Optuna, 150 trials, 4 parallel workers, ~2.5 hours:
- search space: 11 XGBoost parameters +
scale_pos_weight(1–350) - metric: PR-AUC on stratified 5-fold CV
- pruner: MedianPruner (prunes trials below the median in the early stages)
Result: PR-AUC = 0.581 (+41% relative to baseline). The most important parameters in fANOVA: scale_pos_weight (22% importance), min_child_weight (18%), subsample (15%). max_depth and n_estimators — 14% in total.
| Stage | PR-AUC | Recall at Precision=0.8 |
|---|---|---|
| XGBoost default | 0.412 | 0.34 |
| Random Search (50 trials) | 0.521 | 0.47 |
| Optuna TPE (150 trials) | 0.581 | 0.56 |
| + Feature engineering | 0.634 | 0.62 |
Optuna vs. Ray Tune: When to Choose Which
| Criterion | Optuna | Ray Tune |
|---|---|---|
| One machine, 1–8 GPUs | + | redundant |
| Cluster of 10+ GPUs/nodes | more difficult | + |
| Deep learning (PyTorch/JAX) | + | + |
| Classic ML (sklearn, lgbm) | + | works |
| Integration with distributed training | via callbacks | native |
| Disaster recovery | SQLite/PostgreSQL backend | + |
| Learning curve for a new team | gentle | cooler |
Integration with MLflow and Weights & Biases
import mlflow
import optuna
def objective_with_tracking(trial):
with mlflow.start_run(nested=True):
params = {
'lr': trial.suggest_float('lr', 1e-5, 1e-1, log=True),
'dropout': trial.suggest_float('dropout', 0.1, 0.5),
}
mlflow.log_params(params)
# ... обучение
val_acc = train_and_evaluate(params)
mlflow.log_metric('val_acc', val_acc)
return val_acc
# Все триалы — отдельные MLflow runs, удобно для сравнения
with mlflow.start_run(run_name='hpo_study'):
study.optimize(objective_with_tracking, n_trials=100)

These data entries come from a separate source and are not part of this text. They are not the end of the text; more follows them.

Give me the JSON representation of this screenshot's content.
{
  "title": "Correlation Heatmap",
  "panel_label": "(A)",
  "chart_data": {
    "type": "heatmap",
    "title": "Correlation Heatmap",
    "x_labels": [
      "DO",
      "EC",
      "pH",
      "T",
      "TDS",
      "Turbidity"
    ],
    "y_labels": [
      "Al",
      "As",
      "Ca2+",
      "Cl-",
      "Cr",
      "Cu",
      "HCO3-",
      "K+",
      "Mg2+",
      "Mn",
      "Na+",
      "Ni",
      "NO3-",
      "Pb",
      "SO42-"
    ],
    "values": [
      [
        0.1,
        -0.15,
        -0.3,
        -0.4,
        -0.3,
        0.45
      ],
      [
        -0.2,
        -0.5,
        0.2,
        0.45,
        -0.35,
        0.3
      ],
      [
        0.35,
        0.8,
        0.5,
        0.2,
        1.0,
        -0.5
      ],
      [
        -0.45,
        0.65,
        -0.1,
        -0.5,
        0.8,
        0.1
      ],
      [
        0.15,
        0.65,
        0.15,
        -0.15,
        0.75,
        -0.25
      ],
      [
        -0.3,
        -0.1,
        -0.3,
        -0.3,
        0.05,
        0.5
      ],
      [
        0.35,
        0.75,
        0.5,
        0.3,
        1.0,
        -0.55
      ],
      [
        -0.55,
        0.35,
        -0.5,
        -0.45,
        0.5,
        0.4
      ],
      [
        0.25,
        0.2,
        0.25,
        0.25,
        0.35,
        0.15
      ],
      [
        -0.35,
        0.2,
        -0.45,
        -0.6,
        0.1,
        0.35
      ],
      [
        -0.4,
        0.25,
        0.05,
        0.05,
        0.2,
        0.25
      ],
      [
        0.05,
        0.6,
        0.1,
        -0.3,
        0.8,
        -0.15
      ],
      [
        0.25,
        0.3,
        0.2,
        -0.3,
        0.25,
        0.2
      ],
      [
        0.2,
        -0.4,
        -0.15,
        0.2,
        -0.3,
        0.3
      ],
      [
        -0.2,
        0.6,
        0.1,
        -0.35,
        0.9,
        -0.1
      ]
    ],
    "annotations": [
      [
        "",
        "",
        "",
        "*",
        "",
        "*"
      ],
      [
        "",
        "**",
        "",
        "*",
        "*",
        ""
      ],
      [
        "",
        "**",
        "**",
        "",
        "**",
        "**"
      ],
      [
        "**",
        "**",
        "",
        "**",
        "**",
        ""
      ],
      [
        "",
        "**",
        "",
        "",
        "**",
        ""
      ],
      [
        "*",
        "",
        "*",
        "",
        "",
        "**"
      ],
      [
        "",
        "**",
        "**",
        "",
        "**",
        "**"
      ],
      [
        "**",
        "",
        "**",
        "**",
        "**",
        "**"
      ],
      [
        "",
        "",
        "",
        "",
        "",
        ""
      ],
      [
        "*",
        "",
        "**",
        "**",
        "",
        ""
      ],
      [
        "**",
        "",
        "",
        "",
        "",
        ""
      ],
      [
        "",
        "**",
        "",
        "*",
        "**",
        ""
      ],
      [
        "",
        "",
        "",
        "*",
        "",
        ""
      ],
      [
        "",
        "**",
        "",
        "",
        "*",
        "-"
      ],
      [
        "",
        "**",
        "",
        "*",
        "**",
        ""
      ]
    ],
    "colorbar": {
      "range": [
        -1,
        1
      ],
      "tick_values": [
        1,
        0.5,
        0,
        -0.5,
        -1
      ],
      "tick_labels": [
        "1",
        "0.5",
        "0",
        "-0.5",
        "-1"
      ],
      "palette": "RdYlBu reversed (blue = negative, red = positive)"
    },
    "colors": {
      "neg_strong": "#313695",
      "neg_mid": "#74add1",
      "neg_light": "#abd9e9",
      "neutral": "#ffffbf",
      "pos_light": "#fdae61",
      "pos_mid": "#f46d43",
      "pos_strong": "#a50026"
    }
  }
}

mlflow.log_metric('best_val_acc', study.best_value)
mlflow.log_params(study.best_params)
Typical mistakes. Data leakage in objective: if preprocessing (StandardScaler, target encoding) is fitted on the entire train-set before CV, the HPO results are optimistically overstated, and production degradation is guaranteed. Scaler should only be fitted on the train-fold within CV. Another one: optimizing accuracy instead of business metrics when classes are imbalanced – we find a configuration with 98.3% accuracy with a minority-class recall of 0.04.
Timeframe: Basic HPO with Optuna on a single task takes 2–5 days, including environment setup and results analysis. Distributed HPO with Ray Tune on a cluster, integration with the CI/CD pipeline takes 2–4 weeks.